Dealing with blood group incompatibilities between mother and child can be daunting! In this video, from our Transfusion Medicine Essentials course, you'll learn how to avoid harm to an unborn child by preventing Rhesus D alloimmunization and hemolytic disease.
Join our Transfusion Medicine Essentials course today!
Learn how to confidently choose the right blood product, at the right time, for your patients! With our Transfusion Medicine Essentials course, you'll master the administration of blood products, understand how blood typing works, determine when it's okay to skip some parts of the testing, learn how to deal with complications, identify blood group constellations in pregnancy, and apply your knowledge to real-life patient cases. Start your free trial now!
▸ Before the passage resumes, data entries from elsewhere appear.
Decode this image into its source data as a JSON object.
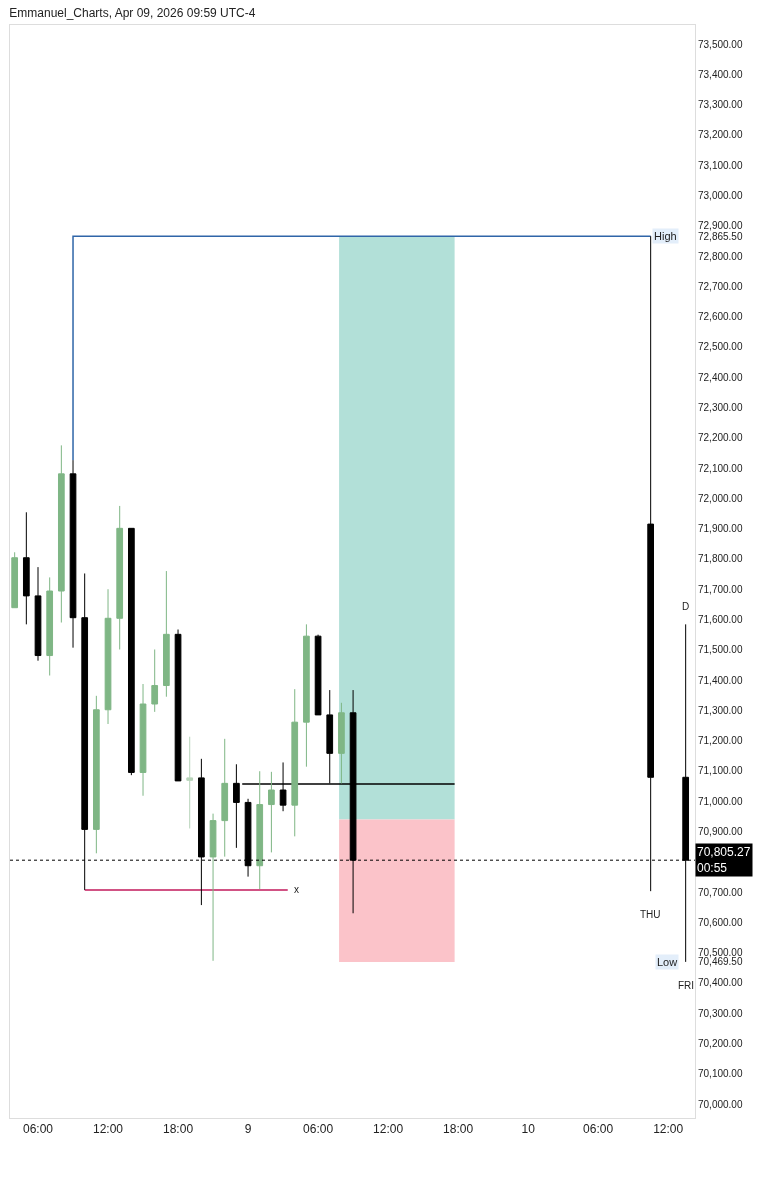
{
  "chart_data": {
    "type": "candlestick",
    "title": "Emmanuel_Charts, Apr 09, 2026 09:59 UTC-4",
    "xlim": [
      "2026-04-08T03:36",
      "2026-04-10T14:18"
    ],
    "ylim": [
      69954,
      73563
    ],
    "xticks": [
      {
        "value": "2026-04-08T06:00",
        "label": "06:00"
      },
      {
        "value": "2026-04-08T12:00",
        "label": "12:00"
      },
      {
        "value": "2026-04-08T18:00",
        "label": "18:00"
      },
      {
        "value": "2026-04-09T00:00",
        "label": "9"
      },
      {
        "value": "2026-04-09T06:00",
        "label": "06:00"
      },
      {
        "value": "2026-04-09T12:00",
        "label": "12:00"
      },
      {
        "value": "2026-04-09T18:00",
        "label": "18:00"
      },
      {
        "value": "2026-04-10T00:00",
        "label": "10"
      },
      {
        "value": "2026-04-10T06:00",
        "label": "06:00"
      },
      {
        "value": "2026-04-10T12:00",
        "label": "12:00"
      }
    ],
    "yticks": [
      {
        "value": 70000,
        "label": "70,000.00"
      },
      {
        "value": 70100,
        "label": "70,100.00"
      },
      {
        "value": 70200,
        "label": "70,200.00"
      },
      {
        "value": 70300,
        "label": "70,300.00"
      },
      {
        "value": 70400,
        "label": "70,400.00"
      },
      {
        "value": 70469.5,
        "label": "70,469.50"
      },
      {
        "value": 70500,
        "label": "70,500.00"
      },
      {
        "value": 70600,
        "label": "70,600.00"
      },
      {
        "value": 70700,
        "label": "70,700.00"
      },
      {
        "value": 70800,
        "label": null
      },
      {
        "value": 70900,
        "label": "70,900.00"
      },
      {
        "value": 71000,
        "label": "71,000.00"
      },
      {
        "value": 71100,
        "label": "71,100.00"
      },
      {
        "value": 71200,
        "label": "71,200.00"
      },
      {
        "value": 71300,
        "label": "71,300.00"
      },
      {
        "value": 71400,
        "label": "71,400.00"
      },
      {
        "value": 71500,
        "label": "71,500.00"
      },
      {
        "value": 71600,
        "label": "71,600.00"
      },
      {
        "value": 71700,
        "label": "71,700.00"
      },
      {
        "value": 71800,
        "label": "71,800.00"
      },
      {
        "value": 71900,
        "label": "71,900.00"
      },
      {
        "value": 72000,
        "label": "72,000.00"
      },
      {
        "value": 72100,
        "label": "72,100.00"
      },
      {
        "value": 72200,
        "label": "72,200.00"
      },
      {
        "value": 72300,
        "label": "72,300.00"
      },
      {
        "value": 72400,
        "label": "72,400.00"
      },
      {
        "value": 72500,
        "label": "72,500.00"
      },
      {
        "value": 72600,
        "label": "72,600.00"
      },
      {
        "value": 72700,
        "label": "72,700.00"
      },
      {
        "value": 72800,
        "label": "72,800.00"
      },
      {
        "value": 72865.5,
        "label": "72,865.50"
      },
      {
        "value": 72900,
        "label": "72,900.00"
      },
      {
        "value": 73000,
        "label": "73,000.00"
      },
      {
        "value": 73100,
        "label": "73,100.00"
      },
      {
        "value": 73200,
        "label": "73,200.00"
      },
      {
        "value": 73300,
        "label": "73,300.00"
      },
      {
        "value": 73400,
        "label": "73,400.00"
      },
      {
        "value": 73500,
        "label": "73,500.00"
      }
    ],
    "series": [
      {
        "type": "bar",
        "x": [
          "2026-04-09T12:45"
        ],
        "values": [
          1925.5
        ],
        "base": [
          70940
        ],
        "color": "#b2e0d8"
      },
      {
        "type": "bar",
        "x": [
          "2026-04-09T12:45"
        ],
        "values": [
          470.5
        ],
        "base": [
          70469.5
        ],
        "color": "#fbc3c9"
      },
      {
        "type": "line",
        "x": [
          "2026-04-08T09:00",
          "2026-04-08T09:00",
          "2026-04-10T10:30"
        ],
        "values": [
          72126,
          72865.5,
          72865.5
        ],
        "color": "#2f65a8"
      },
      {
        "type": "line",
        "x": [
          "2026-04-08T23:30",
          "2026-04-09T17:42"
        ],
        "values": [
          71057,
          71057
        ],
        "color": "#000000"
      },
      {
        "type": "line",
        "x": [
          "2026-04-08T10:00",
          "2026-04-09T03:24"
        ],
        "values": [
          70707,
          70707
        ],
        "color": "#c2185b"
      },
      {
        "x": [
          "2026-04-08T04:00",
          "2026-04-08T05:00",
          "2026-04-08T06:00",
          "2026-04-08T07:00",
          "2026-04-08T08:00",
          "2026-04-08T09:00",
          "2026-04-08T10:00",
          "2026-04-08T11:00",
          "2026-04-08T12:00",
          "2026-04-08T13:00",
          "2026-04-08T14:00",
          "2026-04-08T15:00",
          "2026-04-08T16:00",
          "2026-04-08T17:00",
          "2026-04-08T18:00",
          "2026-04-08T19:00",
          "2026-04-08T20:00",
          "2026-04-08T21:00",
          "2026-04-08T22:00",
          "2026-04-08T23:00",
          "2026-04-09T00:00",
          "2026-04-09T01:00",
          "2026-04-09T02:00",
          "2026-04-09T03:00",
          "2026-04-09T04:00",
          "2026-04-09T05:00",
          "2026-04-09T06:00",
          "2026-04-09T07:00",
          "2026-04-09T08:00",
          "2026-04-09T09:00"
        ],
        "ohlc": [
          [
            71639,
            71822,
            71639,
            71804
          ],
          [
            71804,
            71954,
            71584,
            71678
          ],
          [
            71678,
            71773,
            71464,
            71481
          ],
          [
            71481,
            71739,
            71415,
            71694
          ],
          [
            71694,
            72175,
            71590,
            72081
          ],
          [
            72081,
            72126,
            71507,
            71606
          ],
          [
            71606,
            71752,
            70707,
            70907
          ],
          [
            70907,
            71348,
            70828,
            71302
          ],
          [
            71302,
            71700,
            71255,
            71604
          ],
          [
            71604,
            71975,
            71501,
            71901
          ],
          [
            71901,
            71901,
            71086,
            71095
          ],
          [
            71095,
            71387,
            71018,
            71321
          ],
          [
            71321,
            71501,
            71295,
            71382
          ],
          [
            71382,
            71760,
            71345,
            71551
          ],
          [
            71551,
            71567,
            71067,
            71067
          ],
          [
            71069,
            71213,
            70910,
            71077
          ],
          [
            71077,
            71140,
            70657,
            70816
          ],
          [
            70816,
            70959,
            70473,
            70936
          ],
          [
            70936,
            71206,
            70817,
            71059
          ],
          [
            71059,
            71122,
            70846,
            70996
          ],
          [
            70996,
            71008,
            70751,
            70787
          ],
          [
            70787,
            71099,
            70710,
            70989
          ],
          [
            70989,
            71097,
            70831,
            71037
          ],
          [
            71037,
            71128,
            70967,
            70987
          ],
          [
            70987,
            71370,
            70884,
            71261
          ],
          [
            71261,
            71584,
            71114,
            71545
          ],
          [
            71545,
            71550,
            71285,
            71285
          ],
          [
            71285,
            71367,
            71059,
            71158
          ],
          [
            71158,
            71325,
            71059,
            71292
          ],
          [
            71292,
            71367,
            70630,
            70805.27
          ]
        ],
        "colors": [
          "#7fb685",
          "#000000",
          "#000000",
          "#7fb685",
          "#7fb685",
          "#000000",
          "#000000",
          "#7fb685",
          "#7fb685",
          "#7fb685",
          "#000000",
          "#7fb685",
          "#7fb685",
          "#7fb685",
          "#000000",
          "#b7d4b9",
          "#000000",
          "#7fb685",
          "#7fb685",
          "#000000",
          "#000000",
          "#7fb685",
          "#7fb685",
          "#000000",
          "#7fb685",
          "#7fb685",
          "#000000",
          "#000000",
          "#7fb685",
          "#000000"
        ]
      },
      {
        "x": [
          "2026-04-10T10:30",
          "2026-04-10T13:30"
        ],
        "ohlc": [
          [
            71915,
            72865.5,
            70703,
            71079
          ],
          [
            71079,
            71584,
            70469.5,
            70805.27
          ]
        ],
        "colors": [
          "#000000",
          "#000000"
        ]
      }
    ],
    "ref_lines": [
      {
        "axis": "y",
        "value": 70805.27,
        "label": "70,805.27\n00:55",
        "color": "#000000",
        "line_style": "dotted"
      }
    ],
    "annotations": [
      {
        "text": "High",
        "y": 72865.5
      },
      {
        "text": "Low",
        "y": 70469.5
      },
      {
        "text": "x",
        "x": "2026-04-09T03:24",
        "y": 70707
      },
      {
        "text": "D",
        "x": "2026-04-10T13:30",
        "y": 71584
      },
      {
        "text": "THU",
        "x": "2026-04-10T10:30",
        "y": 70703
      },
      {
        "text": "FRI",
        "x": "2026-04-10T13:30",
        "y": 70469.5
      }
    ]
  }
}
[00:00:00] Rhesus D disease is one form of hemolytic disease of the fetus and newborn. It requires a rhesus negative mother bearing a rhesus positive child. In detail, it occurs after the rhesus negative mother was sensitized by rhesus positive red blood cells in the past, either in a previous pregnancy or by blood transfusion or rarely by needle sharing. If that woman is then pregnant with a rhesus D
[00:00:30] positive child, a tiny amount of fetal RBCs enters the mother's circulation and boosts anti-D IgG antibody production. These IgG antibodies cross the placenta and lead to hemolysis and anemia. The most severe form of rhesus disease is called hydrops fetalis. Here, the fetus develops heart failure with multiple effusions and edema, which is fatal for the fetus. Many countries have implemented programs to prevent rhesus disease
[00:01:00] by preventing sensitization of the mother's immune system in the first place. The program starts with screening all pregnant women at their first prenatal visit for their rhesus antigen as part of their blood group testing as well as your antibody status. Since Rhesus negative mothers might have a rhesus positive child and thus bear the risk of becoming sensitized, all rhesus negative mothers receive an anti-D immunoglobulin prophylaxis to prevent immunization.
[00:01:30] This minimizes the chance of developing hemolytic disease of the fetus and newborn in subsequent pregnancies. Interestingly, we don't know exactly how the prophylaxis works. The prophylaxis contains human anti-D antibodies from pool plasma. Basically, these prophylactic anti-D antibodies bind to the fetal RBCs in the maternal circulation, leading to increased clearance of these cells before the maternal immune system can be activated. A single dose of the anti-D immunoglobulin
[00:02:00] contains enough anti-D to suppress 30 mL of fetal whole blood. That should be enough to counteract normal amounts of fetal-maternal bleeding. It's administered either intramuscularly or intravenously depending on the preparation. The half-life is about 24 days. The first shot is given at 28 weeks of gestation. The second shot is not automatically given to all rhesus negative mothers.
[00:02:30] The second shot is only given to rhesus negative mothers whose newborn tested rhesus positive after simple chord blood explanation. In this case, anti-D prophylaxis should be administered to the mother within 72 hours after giving birth. If the baby turns out to be rhesus negative, there is no need for prophylaxis as there is no danger of sensitization and rhesus disease. An additional shot of anti-D prophylaxis might be given to rhesus negative mothers in situations with high risk of
[00:03:00] increased fetal-maternal bleeding. These situations include abortion or a threatened abortion, fetal death, ectopic pregnancy, invasive in utero procedures, external cephalic version, antenatal vaginal bleeding, abdominal trauma or partial molar pregnancies. In most situations, one single dose of anti-D immunoglobulin will be enough to prevent immunization. When fetal-maternal bleeding of more than
[00:03:30] 30 mL fetal whole blood is suspected, special laboratory tests can estimate the extent of bleeding and determine the adequate dosage. Lastly, when is anti-D prophylaxis not necessary at all? There is no need for anti-D prophylaxis in rhesus-D positive mothers and mothers who were already sensitized from past pregnancies or transfusions or in risk negative mothers who certainly carry a rhesus negative fetus.
[00:04:00] Given that last statement, how would you know for certain that the fetus is rhesus negative? First, if the biological father is known and is definitely rhesus negative then the child can only be rhesus negative as well and prophylaxis is not needed. However, misinterpreted paternity can be a problem. So, I don't recommend relying on this method. The second way to know for certain that the fetus is rhesus negative is by performing cell-free DNA testing. Fetal DNA
[00:04:30] is found in the maternal bloodstream, so one single blood sample from the mother is enough to determine the rhesus-D genotype type of the fetus. This is a very useful method. However, it's still costly and only a few European countries perform this DNA test routinely. To sum up, anti-D prophylaxis programs helped to decrease the incidence of rhesus disease immensely. The correct proceeding can save lives so better stick with it.